A machine learning project for detecting spam emails using LSTM neural networks with TensorFlow and Keras.
This project implements a binary classification model to distinguish between spam and legitimate emails. The model uses natural language processing techniques and a Long Short-Term Memory (LSTM) architecture to achieve high accuracy in spam detection.
- Data preprocessing with stopword removal and punctuation cleaning
- Balanced dataset handling to prevent bias
- LSTM-based deep learning model
- Comprehensive evaluation metrics including confusion matrix and classification report
- Model persistence for future predictions
The project uses the spam_ham_dataset.csv containing labeled email samples. The dataset is balanced to ensure equal representation of spam and non-spam emails during training.

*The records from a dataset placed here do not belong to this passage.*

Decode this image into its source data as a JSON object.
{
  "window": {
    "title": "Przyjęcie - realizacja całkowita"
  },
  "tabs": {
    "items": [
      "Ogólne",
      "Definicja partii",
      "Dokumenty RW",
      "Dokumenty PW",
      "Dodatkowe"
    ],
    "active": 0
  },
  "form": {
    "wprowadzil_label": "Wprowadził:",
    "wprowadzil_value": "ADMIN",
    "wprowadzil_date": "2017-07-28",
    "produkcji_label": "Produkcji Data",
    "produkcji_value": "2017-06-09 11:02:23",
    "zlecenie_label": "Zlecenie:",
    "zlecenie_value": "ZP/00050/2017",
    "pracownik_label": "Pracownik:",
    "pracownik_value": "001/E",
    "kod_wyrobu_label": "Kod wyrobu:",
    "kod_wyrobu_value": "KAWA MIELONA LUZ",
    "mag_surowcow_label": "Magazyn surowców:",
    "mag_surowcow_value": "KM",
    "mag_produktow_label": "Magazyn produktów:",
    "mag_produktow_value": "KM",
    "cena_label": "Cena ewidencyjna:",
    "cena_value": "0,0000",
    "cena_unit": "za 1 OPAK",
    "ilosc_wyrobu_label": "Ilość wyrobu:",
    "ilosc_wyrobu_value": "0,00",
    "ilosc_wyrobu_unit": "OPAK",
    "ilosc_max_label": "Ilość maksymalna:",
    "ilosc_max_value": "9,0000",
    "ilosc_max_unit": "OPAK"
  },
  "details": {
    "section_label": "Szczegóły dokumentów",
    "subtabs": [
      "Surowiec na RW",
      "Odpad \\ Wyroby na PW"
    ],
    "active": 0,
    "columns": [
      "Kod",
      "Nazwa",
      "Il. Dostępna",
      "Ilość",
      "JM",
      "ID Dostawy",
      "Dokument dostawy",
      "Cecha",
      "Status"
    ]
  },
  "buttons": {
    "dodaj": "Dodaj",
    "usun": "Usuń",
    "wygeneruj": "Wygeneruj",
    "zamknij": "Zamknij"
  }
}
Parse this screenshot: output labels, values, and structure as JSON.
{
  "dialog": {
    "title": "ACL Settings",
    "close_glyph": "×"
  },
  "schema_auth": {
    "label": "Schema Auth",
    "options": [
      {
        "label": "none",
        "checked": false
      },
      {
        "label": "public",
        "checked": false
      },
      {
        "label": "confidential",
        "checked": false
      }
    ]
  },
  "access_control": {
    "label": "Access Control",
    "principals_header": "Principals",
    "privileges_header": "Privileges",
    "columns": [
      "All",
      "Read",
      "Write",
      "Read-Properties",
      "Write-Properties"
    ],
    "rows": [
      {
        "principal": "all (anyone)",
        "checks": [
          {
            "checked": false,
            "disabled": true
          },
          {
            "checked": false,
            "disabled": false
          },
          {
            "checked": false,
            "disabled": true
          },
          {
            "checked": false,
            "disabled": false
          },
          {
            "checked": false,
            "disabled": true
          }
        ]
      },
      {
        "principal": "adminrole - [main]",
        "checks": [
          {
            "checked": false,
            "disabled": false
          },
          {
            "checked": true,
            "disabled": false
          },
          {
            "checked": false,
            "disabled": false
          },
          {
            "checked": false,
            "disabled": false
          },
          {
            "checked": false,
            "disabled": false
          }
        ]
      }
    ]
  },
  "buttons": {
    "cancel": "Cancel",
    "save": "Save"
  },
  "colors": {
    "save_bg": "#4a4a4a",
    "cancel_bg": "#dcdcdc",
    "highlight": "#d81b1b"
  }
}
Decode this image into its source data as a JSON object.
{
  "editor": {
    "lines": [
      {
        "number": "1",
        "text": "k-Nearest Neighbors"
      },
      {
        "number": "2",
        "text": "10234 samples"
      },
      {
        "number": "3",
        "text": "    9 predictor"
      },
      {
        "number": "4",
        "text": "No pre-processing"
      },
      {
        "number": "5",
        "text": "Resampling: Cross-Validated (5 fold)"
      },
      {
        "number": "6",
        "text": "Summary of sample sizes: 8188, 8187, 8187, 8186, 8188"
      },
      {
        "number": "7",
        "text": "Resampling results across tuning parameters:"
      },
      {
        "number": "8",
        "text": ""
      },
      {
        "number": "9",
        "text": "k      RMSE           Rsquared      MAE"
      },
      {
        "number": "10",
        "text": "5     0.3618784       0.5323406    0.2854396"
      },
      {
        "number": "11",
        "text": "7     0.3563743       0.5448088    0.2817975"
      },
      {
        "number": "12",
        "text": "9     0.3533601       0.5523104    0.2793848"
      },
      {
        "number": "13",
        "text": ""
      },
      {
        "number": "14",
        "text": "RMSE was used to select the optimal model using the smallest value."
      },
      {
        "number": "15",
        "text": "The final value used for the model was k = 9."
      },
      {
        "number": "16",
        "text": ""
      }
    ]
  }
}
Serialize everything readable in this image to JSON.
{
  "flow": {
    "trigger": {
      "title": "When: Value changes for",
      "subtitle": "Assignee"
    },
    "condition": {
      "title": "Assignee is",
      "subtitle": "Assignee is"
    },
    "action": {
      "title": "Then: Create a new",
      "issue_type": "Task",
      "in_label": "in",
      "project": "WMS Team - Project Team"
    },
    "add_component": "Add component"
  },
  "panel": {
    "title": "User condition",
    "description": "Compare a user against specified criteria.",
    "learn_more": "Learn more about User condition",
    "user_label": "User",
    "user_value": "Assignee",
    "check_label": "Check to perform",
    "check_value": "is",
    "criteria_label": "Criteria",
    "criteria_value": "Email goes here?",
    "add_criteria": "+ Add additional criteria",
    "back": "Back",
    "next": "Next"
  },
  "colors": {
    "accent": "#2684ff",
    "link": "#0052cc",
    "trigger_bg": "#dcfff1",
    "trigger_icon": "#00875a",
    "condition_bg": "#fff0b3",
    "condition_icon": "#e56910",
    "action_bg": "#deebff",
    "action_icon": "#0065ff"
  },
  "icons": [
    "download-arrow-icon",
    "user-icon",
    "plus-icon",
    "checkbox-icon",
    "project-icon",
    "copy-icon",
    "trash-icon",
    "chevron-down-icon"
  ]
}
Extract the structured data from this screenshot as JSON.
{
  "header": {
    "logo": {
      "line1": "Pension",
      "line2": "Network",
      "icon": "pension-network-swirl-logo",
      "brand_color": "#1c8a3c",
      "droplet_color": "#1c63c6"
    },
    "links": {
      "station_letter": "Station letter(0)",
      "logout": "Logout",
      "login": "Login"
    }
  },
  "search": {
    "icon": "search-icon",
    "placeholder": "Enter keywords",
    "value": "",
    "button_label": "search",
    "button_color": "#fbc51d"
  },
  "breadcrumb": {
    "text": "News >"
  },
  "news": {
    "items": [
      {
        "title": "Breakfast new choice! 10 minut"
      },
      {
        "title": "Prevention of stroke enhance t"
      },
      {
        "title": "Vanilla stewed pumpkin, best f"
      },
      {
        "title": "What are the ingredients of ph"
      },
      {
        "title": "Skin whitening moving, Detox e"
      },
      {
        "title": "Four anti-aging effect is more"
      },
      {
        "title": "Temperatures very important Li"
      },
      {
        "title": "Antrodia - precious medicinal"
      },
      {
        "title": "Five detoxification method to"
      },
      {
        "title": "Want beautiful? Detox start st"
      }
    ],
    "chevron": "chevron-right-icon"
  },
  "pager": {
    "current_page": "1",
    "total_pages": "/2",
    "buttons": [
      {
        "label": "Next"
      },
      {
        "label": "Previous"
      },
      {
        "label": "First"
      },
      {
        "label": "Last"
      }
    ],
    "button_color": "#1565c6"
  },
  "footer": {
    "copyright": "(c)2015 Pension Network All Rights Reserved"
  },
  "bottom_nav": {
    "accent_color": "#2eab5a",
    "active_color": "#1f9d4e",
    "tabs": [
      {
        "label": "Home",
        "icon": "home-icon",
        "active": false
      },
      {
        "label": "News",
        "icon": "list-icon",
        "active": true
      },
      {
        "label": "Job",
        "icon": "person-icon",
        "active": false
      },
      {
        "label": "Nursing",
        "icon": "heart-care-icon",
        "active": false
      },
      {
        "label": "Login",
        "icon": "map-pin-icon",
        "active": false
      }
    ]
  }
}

- Embedding Layer: 32-dimensional word embeddings
- LSTM Layer: 16 units for sequence processing
- Dense Layer: 32 units with ReLU activation
- Output Layer: Single unit with sigmoid activation for binary classification
- Test Accuracy: 96.33%
- Test Loss: 0.1537
The model demonstrates strong performance in distinguishing between spam and legitimate emails, with high precision and recall for both classes.
- Python 3.12+
- TensorFlow 2.16.2
- NLTK
- WordCloud
- scikit-learn
- pandas
- numpy
- matplotlib
- seaborn
Open and run the Jupyter notebook in the notebook/ directory to:
- Load and preprocess the dataset
- Train the LSTM model
- Evaluate performance metrics
- Save the trained model
The trained model is saved in models/spam_detection_model.keras and can be loaded for future predictions.
Email-Spam-Detection-ML/
├── data/
│ └── spam_ham_dataset.csv
├── models/
│ └── spam_detection_model.keras
├── notebook/
│ └── notebook.ipynb
└── README.md